Casino Boosters Seek 'Voice' in Sacramento: Big Lagoon, Los Coyotes Representatives Push for Hearing on Compacts
From: The Desert Dispatch (Barstow, Calif.) Date: 4/11/2007
Representatives for the Big Lagoon Rancheria and Los Coyotes Band lobbied the state Senate in Sacramento on Tuesday and today will continue to push for the Senate to schedule hearings concerning the proposed joint casino project in Barstow. They will likely return next week.
On Tuesday the governmental organization committee held informational hearings concerning state gaming compacts with the Yurok tribe, the Agua Caliente band and the Morongo band.
Hearings about compacts with the Pechanga band, the San Manuel band and the Sycuan band will take place today.
Big Lagoon spokesman Jason Barnett said this is the "last shot" as Aug. 31 approaches. The compacts for the Los Coyotes and Big Lagoon, which the governor has approved, would be void if not approved by that deadline.
Los Coyotes spokesman Tom Shields said he wants to get the process going because it will be a long process with no quick solutions.
Barnett said the tribes pursuing the Barstow project will take every opportunity to let the Legislature know that people in Barstow support the project.
"The leadership in the Senate only seems to want to give a voice to the big tribes," Barnett said. "What we want is the same opportunity to be heard that they're having." However, he said, at one-on-one meetings with individual senators, the reception "continues to be very positive."
He said people are moved by the stories of the Big Lagoon, which cannot build on its reservation because of environmental issues, and the Los Coyotes, which he described as one of the state's poorest tribes. "We're optimistic," he said. "We hope the senators will give us that voice."
The Big Lagoon would prefer to build on their own land, Barnett said, but "out of respect" for the state are willing to look elsewhere because the reservation is an "environmentally sensitive habitat area." Environmental agencies oppose a casino there, he said.
The Big Lagoon have taken the issue to court with the claim the state negotiated in bad faith. The lawsuit is on hold until August, Barnett said.
Shields said that in addition to meeting with senators, supporters of the project are testifying at the informational hearings for the other compacts.

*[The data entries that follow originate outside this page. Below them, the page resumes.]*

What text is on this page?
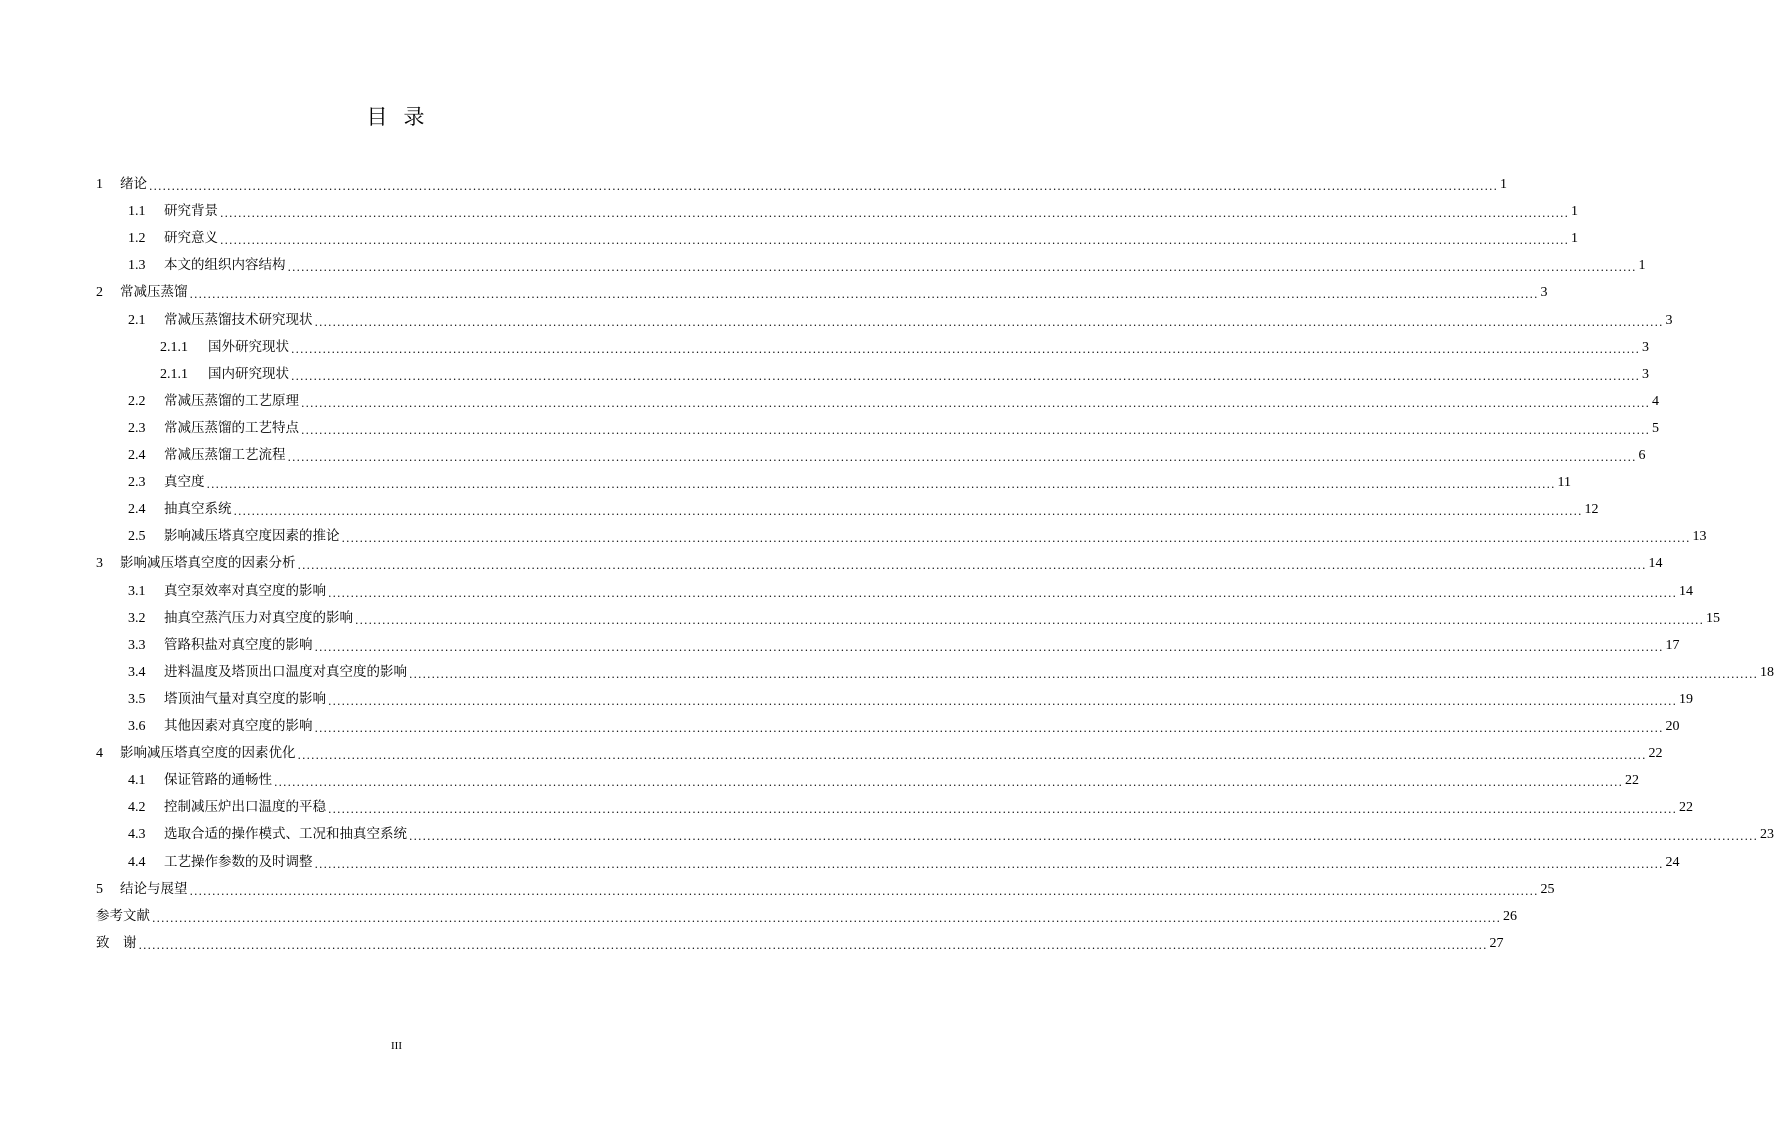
目 录
1	绪论 ............................................................................................................................................................................................................................................................................................................ 1
1.1	研究背景 ............................................................................................................................................................................................................................................................................................................ 1
1.2	研究意义 ............................................................................................................................................................................................................................................................................................................ 1
1.3	本文的组织内容结构 ............................................................................................................................................................................................................................................................................................................ 1
2	常减压蒸馏 ............................................................................................................................................................................................................................................................................................................ 3
2.1	常减压蒸馏技术研究现状 ............................................................................................................................................................................................................................................................................................................ 3
2.1.1	国外研究现状 ............................................................................................................................................................................................................................................................................................................ 3
2.1.1	国内研究现状 ............................................................................................................................................................................................................................................................................................................ 3
2.2	常减压蒸馏的工艺原理 ............................................................................................................................................................................................................................................................................................................ 4
2.3	常减压蒸馏的工艺特点 ............................................................................................................................................................................................................................................................................................................ 5
2.4	常减压蒸馏工艺流程 ............................................................................................................................................................................................................................................................................................................ 6
2.3	真空度 ............................................................................................................................................................................................................................................................................................................ 11
2.4	抽真空系统 ............................................................................................................................................................................................................................................................................................................ 12
2.5	影响减压塔真空度因素的推论 ............................................................................................................................................................................................................................................................................................................ 13
3	影响减压塔真空度的因素分析 ............................................................................................................................................................................................................................................................................................................ 14
3.1	真空泵效率对真空度的影响 ............................................................................................................................................................................................................................................................................................................ 14
3.2	抽真空蒸汽压力对真空度的影响 ............................................................................................................................................................................................................................................................................................................ 15
3.3	管路积盐对真空度的影响 ............................................................................................................................................................................................................................................................................................................ 17
3.4	进料温度及塔顶出口温度对真空度的影响 ............................................................................................................................................................................................................................................................................................................ 18
3.5	塔顶油气量对真空度的影响 ............................................................................................................................................................................................................................................................................................................ 19
3.6	其他因素对真空度的影响 ............................................................................................................................................................................................................................................................................................................ 20
4	影响减压塔真空度的因素优化 ............................................................................................................................................................................................................................................................................................................ 22
4.1	保证管路的通畅性 ............................................................................................................................................................................................................................................................................................................ 22
4.2	控制减压炉出口温度的平稳 ............................................................................................................................................................................................................................................................................................................ 22
4.3	选取合适的操作模式、工况和抽真空系统 ............................................................................................................................................................................................................................................................................................................ 23
4.4	工艺操作参数的及时调整 ............................................................................................................................................................................................................................................................................................................ 24
5	结论与展望 ............................................................................................................................................................................................................................................................................................................ 25
参考文献 ............................................................................................................................................................................................................................................................................................................ 26
致　谢 ............................................................................................................................................................................................................................................................................................................ 27
III
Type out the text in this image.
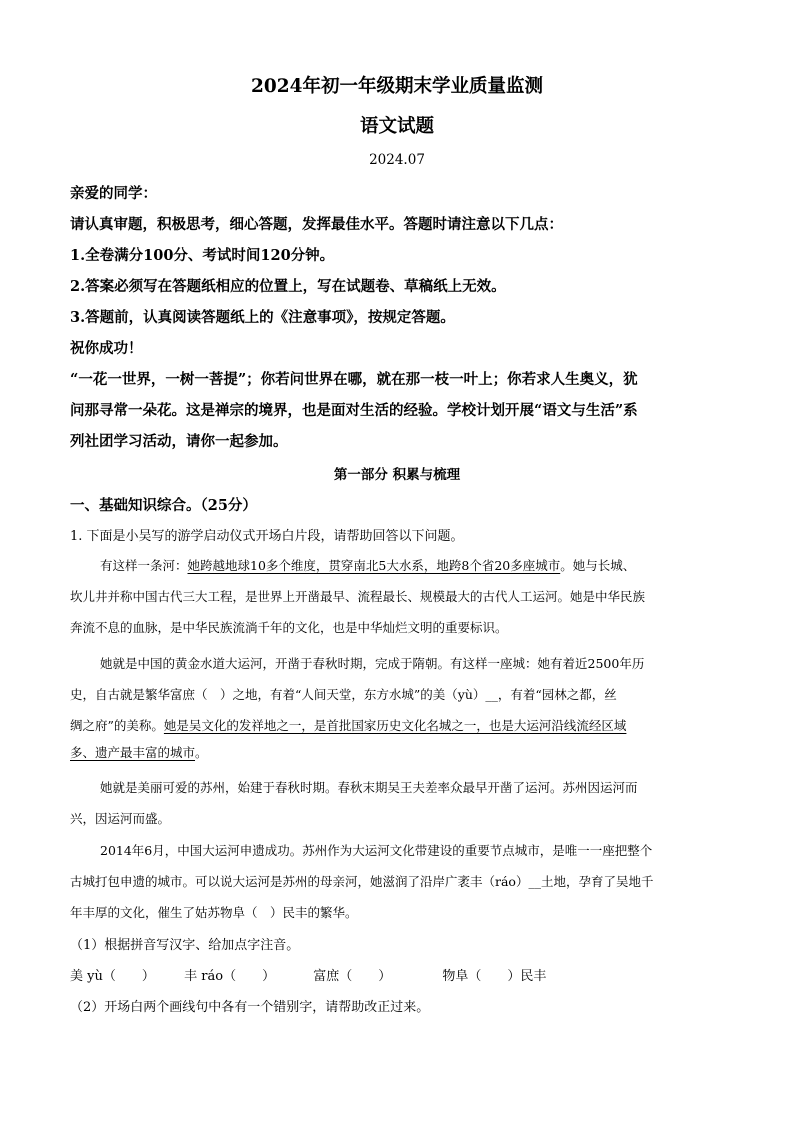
2024年初一年级期末学业质量监测
语文试题
2024.07
亲爱的同学：
请认真审题，积极思考，细心答题，发挥最佳水平。答题时请注意以下几点：
1.全卷满分100分、考试时间120分钟。
2.答案必须写在答题纸相应的位置上，写在试题卷、草稿纸上无效。
3.答题前，认真阅读答题纸上的《注意事项》，按规定答题。
祝你成功！
“一花一世界，一树一菩提”；你若问世界在哪，就在那一枝一叶上；你若求人生奥义，犹
问那寻常一朵花。这是禅宗的境界，也是面对生活的经验。学校计划开展“语文与生活”系
列社团学习活动，请你一起参加。
第一部分 积累与梳理
一、基础知识综合。（25分）
1. 下面是小吴写的游学启动仪式开场白片段，请帮助回答以下问题。
有这样一条河：她跨越地球10多个维度，贯穿南北5大水系，地跨8个省20多座城市。她与长城、
坎儿井并称中国古代三大工程，是世界上开凿最早、流程最长、规模最大的古代人工运河。她是中华民族
奔流不息的血脉，是中华民族流淌千年的文化，也是中华灿烂文明的重要标识。
她就是中国的黄金水道大运河，开凿于春秋时期，完成于隋朝。有这样一座城：她有着近2500年历
史，自古就是繁华富庶（　）之地，有着“人间天堂，东方水城”的美（yù）__，有着“园林之都，丝
绸之府”的美称。她是吴文化的发祥地之一，是首批国家历史文化名城之一，也是大运河沿线流经区域
多、遗产最丰富的城市。
她就是美丽可爱的苏州，始建于春秋时期。春秋末期吴王夫差率众最早开凿了运河。苏州因运河而
兴，因运河而盛。
2014年6月，中国大运河申遗成功。苏州作为大运河文化带建设的重要节点城市，是唯一一座把整个
古城打包申遗的城市。可以说大运河是苏州的母亲河，她滋润了沿岸广袤丰（ráo）__土地，孕育了吴地千
年丰厚的文化，催生了姑苏物阜（　）民丰的繁华。
（1）根据拼音写汉字、给加点字注音。
美 yù（　　） 丰 ráo（　　）	富庶（　　）	物阜（　　）民丰
（2）开场白两个画线句中各有一个错别字，请帮助改正过来。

Labor union representatives were among those testifying in favor of the project, he said, and wealthy gaming tribes are leading opposition. He named the Agua Caliente, the Morongo and the San Manuel specifically as opposition leaders.
Jacob Coin, the director of public affairs for the San Manuel band, said that the group is a Serrano Indian Nation clan. The proposed Big Lagoon/Los Coyotes project, he said, would be an encroachment of the Serranos' ancestral homeland.
Morongo spokeswoman Waltona Manion said that the band's opposition to the Barstow project is because voters supported the principle that gaming should remain only on reservations in approving Proposition 5 in 1998 and Proposition 1A in 2000. "Their stance is based on a promise that they made to California voters," she said.
Shields, however, said that Propositions 5 and 1A included provisions for off-reservation gaming. He said members of the Los Coyotes feel that other tribes used them in the ad campaign for those measures by depicting their poverty to convince people of the need for gaming income. "They were the face of the Native Americans," he said.
Mayor Lawrence Dale said he's "upbeat" about prospects for the casino project. "I think we'll get through the Legislature this year," he said.